Inflazione, guerra e potere d’acquisto: mettiamo ordine e fissiamo i punti
I mercati cominciano a scontare una durata lunga sia della guerra che dell’inflazione, che ci metterà parecchio prima di arretrare per via delle prolungate tensioni sul prezzo delle materie prime energetiche. Domande “secche” e risposte schiette.
Neanche lo scoppio della pandemia, con il suo carico di video e immagini ormai iconiche – ricordate i mezzi dell’esercito a Bergamo per il trasporto delle bare? – aveva destato tanta preoccupazione nei mercati finanziari e negli investitori come l’attuale binomio inflazione-guerra. Come per il Coronavirus, anche di queste due variabili non si riesce a intravedere la fine; eppure i mercati ne hanno visti, fin dal Secondo Dopoguerra, di conflitti armati e inflazione, ma a differenza degli altri questi eventi mettono più paura perché la sensazione che possano avere la natura di “financial pandemic” diventa ogni giorno più forte.
In breve, gli operatori di mercato cominciano a scontare una durata lunga sia della guerra – subito trasformata in una “guerra per procura” tra la NATO per mezzo dell’Ucraina e la Federazione Russa – sia dell’inflazione, la quale ci metterà parecchio prima di arretrare verso un tasso più sostenibile per via delle prolungate tensioni sul prezzo delle materie prime energetiche (che stanno arricchendo i paesi produttori e impoverendo quelli importatori netti). Persino gli analisti più inclini a comparsate nei Tg economici e nelle interviste sui media che si occupano di finanza oggi stanno cautamente defilati nel nome di uno dei più famosi motti di Warren Buffet: “In finanza è meglio non dire nulla che dire sciocchezze”. In tal senso, anche il silenzio dell’oracolo di Omaha rivela il fatto che, questa volta, neanche lui ha una vaga idea di come uscire da due fenomeni profondamente diversi per natura e cause ma con medesimi effetti sui mercati, accomunati come sono da un tempismo diabolico.
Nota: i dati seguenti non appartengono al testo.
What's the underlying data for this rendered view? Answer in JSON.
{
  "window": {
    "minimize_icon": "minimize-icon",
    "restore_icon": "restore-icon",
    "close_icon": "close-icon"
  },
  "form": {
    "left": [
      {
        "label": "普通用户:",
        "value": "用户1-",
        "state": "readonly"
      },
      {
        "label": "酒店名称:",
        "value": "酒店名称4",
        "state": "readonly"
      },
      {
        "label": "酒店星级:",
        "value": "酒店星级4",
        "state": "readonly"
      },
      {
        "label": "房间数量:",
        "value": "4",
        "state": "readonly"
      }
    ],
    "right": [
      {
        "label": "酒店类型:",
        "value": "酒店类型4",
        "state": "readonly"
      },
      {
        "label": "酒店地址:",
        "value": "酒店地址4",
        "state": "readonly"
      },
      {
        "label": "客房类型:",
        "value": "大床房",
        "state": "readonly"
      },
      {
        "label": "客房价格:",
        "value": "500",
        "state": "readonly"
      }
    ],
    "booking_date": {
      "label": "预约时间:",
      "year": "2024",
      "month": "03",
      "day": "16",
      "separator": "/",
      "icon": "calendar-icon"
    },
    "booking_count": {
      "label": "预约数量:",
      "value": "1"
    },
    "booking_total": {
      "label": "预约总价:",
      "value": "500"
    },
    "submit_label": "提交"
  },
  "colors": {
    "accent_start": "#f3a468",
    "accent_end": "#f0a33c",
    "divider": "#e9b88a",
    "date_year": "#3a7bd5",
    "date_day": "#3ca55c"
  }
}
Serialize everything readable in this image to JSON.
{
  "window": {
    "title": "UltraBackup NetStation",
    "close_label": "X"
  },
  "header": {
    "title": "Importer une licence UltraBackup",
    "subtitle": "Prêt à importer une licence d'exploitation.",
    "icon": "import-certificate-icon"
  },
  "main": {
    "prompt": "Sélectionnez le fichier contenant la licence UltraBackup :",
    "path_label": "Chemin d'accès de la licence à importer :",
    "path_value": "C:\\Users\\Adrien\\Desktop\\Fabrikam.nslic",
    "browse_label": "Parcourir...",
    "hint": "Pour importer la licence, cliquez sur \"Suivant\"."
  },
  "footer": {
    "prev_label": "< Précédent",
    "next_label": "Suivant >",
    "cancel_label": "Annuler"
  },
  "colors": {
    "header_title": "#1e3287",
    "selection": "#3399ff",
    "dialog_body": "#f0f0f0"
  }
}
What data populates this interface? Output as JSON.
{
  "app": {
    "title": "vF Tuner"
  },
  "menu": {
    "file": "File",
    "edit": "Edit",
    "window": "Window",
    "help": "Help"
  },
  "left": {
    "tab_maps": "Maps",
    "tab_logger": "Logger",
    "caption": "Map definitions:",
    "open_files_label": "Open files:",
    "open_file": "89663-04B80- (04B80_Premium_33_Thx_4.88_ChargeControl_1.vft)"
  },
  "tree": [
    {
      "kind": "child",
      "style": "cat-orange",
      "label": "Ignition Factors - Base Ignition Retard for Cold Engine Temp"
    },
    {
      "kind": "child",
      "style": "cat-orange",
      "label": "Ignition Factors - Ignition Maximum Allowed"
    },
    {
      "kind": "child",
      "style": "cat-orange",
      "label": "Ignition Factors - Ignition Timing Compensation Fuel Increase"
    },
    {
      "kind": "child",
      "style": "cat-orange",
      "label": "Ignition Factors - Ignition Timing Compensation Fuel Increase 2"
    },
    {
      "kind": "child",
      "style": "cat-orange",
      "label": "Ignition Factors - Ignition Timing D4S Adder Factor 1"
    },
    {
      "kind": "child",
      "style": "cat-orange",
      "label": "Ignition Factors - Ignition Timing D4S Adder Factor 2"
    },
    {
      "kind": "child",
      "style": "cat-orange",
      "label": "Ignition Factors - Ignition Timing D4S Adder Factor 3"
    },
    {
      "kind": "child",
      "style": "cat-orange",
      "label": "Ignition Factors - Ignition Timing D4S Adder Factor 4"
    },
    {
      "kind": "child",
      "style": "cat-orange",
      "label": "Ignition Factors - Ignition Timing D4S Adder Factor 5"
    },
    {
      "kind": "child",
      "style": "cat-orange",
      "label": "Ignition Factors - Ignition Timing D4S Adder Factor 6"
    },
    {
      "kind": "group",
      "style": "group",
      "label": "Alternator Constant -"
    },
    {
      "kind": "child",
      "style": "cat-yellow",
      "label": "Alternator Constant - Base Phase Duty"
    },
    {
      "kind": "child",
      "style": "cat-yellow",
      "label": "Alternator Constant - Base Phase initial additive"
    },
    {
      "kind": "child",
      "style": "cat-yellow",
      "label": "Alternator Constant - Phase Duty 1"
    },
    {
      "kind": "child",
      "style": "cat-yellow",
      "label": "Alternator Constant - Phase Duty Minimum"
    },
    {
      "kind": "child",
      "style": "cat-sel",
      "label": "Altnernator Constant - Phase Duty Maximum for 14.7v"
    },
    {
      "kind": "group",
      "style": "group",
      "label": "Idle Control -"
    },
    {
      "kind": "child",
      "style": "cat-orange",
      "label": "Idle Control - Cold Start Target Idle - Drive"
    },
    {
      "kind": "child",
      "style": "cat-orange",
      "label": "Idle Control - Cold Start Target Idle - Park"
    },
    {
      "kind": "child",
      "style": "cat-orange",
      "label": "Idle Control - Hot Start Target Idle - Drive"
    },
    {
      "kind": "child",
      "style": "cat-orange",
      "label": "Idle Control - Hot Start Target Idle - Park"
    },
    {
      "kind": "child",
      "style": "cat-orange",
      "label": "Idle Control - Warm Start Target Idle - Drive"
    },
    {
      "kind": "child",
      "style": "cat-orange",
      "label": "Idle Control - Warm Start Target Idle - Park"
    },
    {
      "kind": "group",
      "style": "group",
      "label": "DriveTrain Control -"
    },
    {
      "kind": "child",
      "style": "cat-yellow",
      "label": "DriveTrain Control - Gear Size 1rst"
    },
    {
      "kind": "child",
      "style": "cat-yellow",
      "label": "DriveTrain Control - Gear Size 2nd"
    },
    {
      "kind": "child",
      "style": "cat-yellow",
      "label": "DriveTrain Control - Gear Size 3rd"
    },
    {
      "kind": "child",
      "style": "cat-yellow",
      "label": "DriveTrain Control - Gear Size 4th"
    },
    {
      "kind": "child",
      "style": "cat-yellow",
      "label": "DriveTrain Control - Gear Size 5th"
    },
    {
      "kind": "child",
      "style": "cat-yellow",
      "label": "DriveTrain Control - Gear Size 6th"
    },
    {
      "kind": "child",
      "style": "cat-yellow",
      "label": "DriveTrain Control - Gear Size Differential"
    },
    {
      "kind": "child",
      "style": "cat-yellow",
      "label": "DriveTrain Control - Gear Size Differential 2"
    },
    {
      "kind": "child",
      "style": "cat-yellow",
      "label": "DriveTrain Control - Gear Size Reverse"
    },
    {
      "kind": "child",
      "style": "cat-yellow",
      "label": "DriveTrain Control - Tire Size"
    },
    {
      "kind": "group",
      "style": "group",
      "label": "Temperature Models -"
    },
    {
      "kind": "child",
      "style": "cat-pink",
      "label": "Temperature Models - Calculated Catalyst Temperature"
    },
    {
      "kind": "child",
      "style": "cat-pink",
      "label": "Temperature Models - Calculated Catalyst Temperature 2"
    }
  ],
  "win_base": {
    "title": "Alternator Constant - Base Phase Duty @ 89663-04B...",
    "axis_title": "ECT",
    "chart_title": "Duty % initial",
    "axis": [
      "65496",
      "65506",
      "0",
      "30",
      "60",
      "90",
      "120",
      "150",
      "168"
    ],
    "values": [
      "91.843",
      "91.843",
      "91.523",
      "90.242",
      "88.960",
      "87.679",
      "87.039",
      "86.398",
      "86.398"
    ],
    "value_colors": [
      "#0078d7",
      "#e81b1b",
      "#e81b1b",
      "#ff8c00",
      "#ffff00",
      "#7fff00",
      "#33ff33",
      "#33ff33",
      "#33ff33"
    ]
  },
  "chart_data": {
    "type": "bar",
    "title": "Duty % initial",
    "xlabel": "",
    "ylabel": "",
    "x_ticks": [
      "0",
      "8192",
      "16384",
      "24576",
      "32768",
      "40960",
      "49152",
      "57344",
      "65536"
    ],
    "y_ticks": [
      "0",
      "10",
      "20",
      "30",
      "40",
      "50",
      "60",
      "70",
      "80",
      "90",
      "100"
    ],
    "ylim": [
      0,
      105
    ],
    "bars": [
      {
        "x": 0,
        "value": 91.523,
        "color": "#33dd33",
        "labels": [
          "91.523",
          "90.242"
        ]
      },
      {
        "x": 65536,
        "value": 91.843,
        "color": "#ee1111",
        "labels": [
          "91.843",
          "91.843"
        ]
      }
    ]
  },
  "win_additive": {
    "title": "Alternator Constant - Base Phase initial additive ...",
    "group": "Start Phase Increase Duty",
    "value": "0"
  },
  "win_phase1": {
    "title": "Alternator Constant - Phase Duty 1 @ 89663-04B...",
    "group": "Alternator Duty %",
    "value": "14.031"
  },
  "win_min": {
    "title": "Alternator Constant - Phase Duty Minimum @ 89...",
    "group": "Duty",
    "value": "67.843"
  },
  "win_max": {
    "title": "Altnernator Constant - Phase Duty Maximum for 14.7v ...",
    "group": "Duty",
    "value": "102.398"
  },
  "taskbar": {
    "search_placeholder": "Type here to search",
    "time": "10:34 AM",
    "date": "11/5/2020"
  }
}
L’inflazione, infatti, è figlia di uno degli effetti principali della pandemia, ossia il blocco della produzione nei mesi di marzo, aprile e maggio 2020 ed il forte rallentamento delle rotte di distribuzione causato dalle restrizioni imposte dal contagio; la guerra scatenata da Putin, invece, è un atto ostile contro l’umanità – ogni guerra lo è, anche se geograficamente localizzata in una data regione del mondo – cui tutti noi non eravamo abituati ad assistere così vicino a casa, e verso la quale abbiamo una evidente impreparazione psicologica da quando è caduta la Germania nazista di Hitler (al contrario degli Stati Uniti, che non hanno mai smesso di fare guerre proprio a partire da quel momento).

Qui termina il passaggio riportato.